People had been coming here for years, since time immemorial no doubt, and gazed out over the very scene that was now mine to behold. For just in front of me was a line of footsteps in the sand, an image that had not changed since the first person left similar marks so very long ago. The French have a saying ‘Plus ca change, plus c’est la meme chose’, which translates as ‘the more things change, the more they stay the same.’ That seemed about right to me as I watched the waves rush in and cover the footsteps in their gurgling embrace, removing them so completely as to leave no sign of their short existence.
As the water receded, smoothing the sand to leave a blank canvas awaiting its next mark, I remembered that James Joyce had a fondness for this place and included it in his most famous book, Ulysses. In chapter three, the young hero, Stephen Dedalus, walks along the strand and ponders the difficult and complex topics of imagination, sensation and thought itself. The feel of the words is meant, in Joyce’s hand, to be fluid, hence the setting by the sea, portraying the move from birth to death, and finally, renewal. Transience leads to something permanent and new, and it is this cycle of renewal that held me as I stepped tentatively into the cold waters, making my own mark that was just as quickly erased.

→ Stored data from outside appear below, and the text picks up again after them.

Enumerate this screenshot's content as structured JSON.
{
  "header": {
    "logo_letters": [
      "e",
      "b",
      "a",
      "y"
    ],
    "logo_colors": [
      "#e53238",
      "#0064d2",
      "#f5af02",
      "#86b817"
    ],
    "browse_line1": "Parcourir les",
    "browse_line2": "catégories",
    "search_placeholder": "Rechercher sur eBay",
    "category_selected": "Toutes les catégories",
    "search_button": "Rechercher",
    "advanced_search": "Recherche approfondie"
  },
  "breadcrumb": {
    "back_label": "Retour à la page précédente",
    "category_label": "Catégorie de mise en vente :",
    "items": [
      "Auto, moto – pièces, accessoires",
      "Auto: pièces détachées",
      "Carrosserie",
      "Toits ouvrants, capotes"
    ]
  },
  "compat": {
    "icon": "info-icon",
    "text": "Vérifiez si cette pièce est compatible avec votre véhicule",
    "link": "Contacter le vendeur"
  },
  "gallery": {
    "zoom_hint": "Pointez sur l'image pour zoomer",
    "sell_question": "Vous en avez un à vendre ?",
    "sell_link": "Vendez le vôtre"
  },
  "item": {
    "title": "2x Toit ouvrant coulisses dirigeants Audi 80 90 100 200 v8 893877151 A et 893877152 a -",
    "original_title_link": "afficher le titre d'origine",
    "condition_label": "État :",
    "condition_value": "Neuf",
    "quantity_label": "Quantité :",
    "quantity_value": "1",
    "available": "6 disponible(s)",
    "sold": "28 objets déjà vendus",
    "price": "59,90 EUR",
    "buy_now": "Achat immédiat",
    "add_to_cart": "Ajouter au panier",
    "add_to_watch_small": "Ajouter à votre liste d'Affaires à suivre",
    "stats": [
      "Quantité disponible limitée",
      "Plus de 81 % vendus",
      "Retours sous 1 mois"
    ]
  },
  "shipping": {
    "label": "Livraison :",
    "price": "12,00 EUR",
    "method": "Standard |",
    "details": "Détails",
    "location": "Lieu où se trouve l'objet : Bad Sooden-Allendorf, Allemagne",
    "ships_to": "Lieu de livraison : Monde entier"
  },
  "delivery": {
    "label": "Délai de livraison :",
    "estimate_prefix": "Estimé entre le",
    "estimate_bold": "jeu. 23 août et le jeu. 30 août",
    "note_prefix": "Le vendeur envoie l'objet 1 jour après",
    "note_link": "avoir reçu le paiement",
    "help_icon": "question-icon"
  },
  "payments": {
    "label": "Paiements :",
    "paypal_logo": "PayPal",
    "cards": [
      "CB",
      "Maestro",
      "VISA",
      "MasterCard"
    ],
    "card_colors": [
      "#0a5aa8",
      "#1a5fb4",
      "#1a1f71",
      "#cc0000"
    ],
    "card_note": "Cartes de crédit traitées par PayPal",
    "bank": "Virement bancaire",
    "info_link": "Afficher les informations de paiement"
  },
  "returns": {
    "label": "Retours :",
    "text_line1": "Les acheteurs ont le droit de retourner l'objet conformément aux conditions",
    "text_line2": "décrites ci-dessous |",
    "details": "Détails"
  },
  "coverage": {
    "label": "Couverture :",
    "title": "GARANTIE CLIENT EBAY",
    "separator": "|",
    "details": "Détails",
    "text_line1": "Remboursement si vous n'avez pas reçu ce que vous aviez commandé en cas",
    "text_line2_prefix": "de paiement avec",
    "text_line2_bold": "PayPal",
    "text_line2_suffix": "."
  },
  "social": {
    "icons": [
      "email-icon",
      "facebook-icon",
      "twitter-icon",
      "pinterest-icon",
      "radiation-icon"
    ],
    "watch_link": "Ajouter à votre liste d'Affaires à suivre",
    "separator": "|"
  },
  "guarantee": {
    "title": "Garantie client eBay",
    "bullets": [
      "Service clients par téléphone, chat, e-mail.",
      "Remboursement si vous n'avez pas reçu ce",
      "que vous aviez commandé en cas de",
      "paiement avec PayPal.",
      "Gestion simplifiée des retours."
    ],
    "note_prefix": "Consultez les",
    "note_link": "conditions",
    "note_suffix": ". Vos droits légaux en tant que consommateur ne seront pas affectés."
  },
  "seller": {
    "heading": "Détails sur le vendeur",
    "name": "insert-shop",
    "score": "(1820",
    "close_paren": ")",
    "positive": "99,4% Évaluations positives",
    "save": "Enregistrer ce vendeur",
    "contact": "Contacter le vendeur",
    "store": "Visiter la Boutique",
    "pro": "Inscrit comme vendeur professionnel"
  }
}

The thought that there are things that cannot be changed had a strange but comforting feeling. Joyce understood this better than most and through Stephen asks the question, ‘Am I walking into eternity along Sandymount Strand?’ This is not something that I can answer, but I like the idea that he and all of us who walk on the strand have ‘our moment.’ We left a mark – and as to whether it will last until eternity – that will be for others to say. In the meantime, I keep walking on the strand, not so much in the hope of seeing Stephen Dedalus, but in anticipation and comfort of its soothing power and timeless, dreamy rhythm.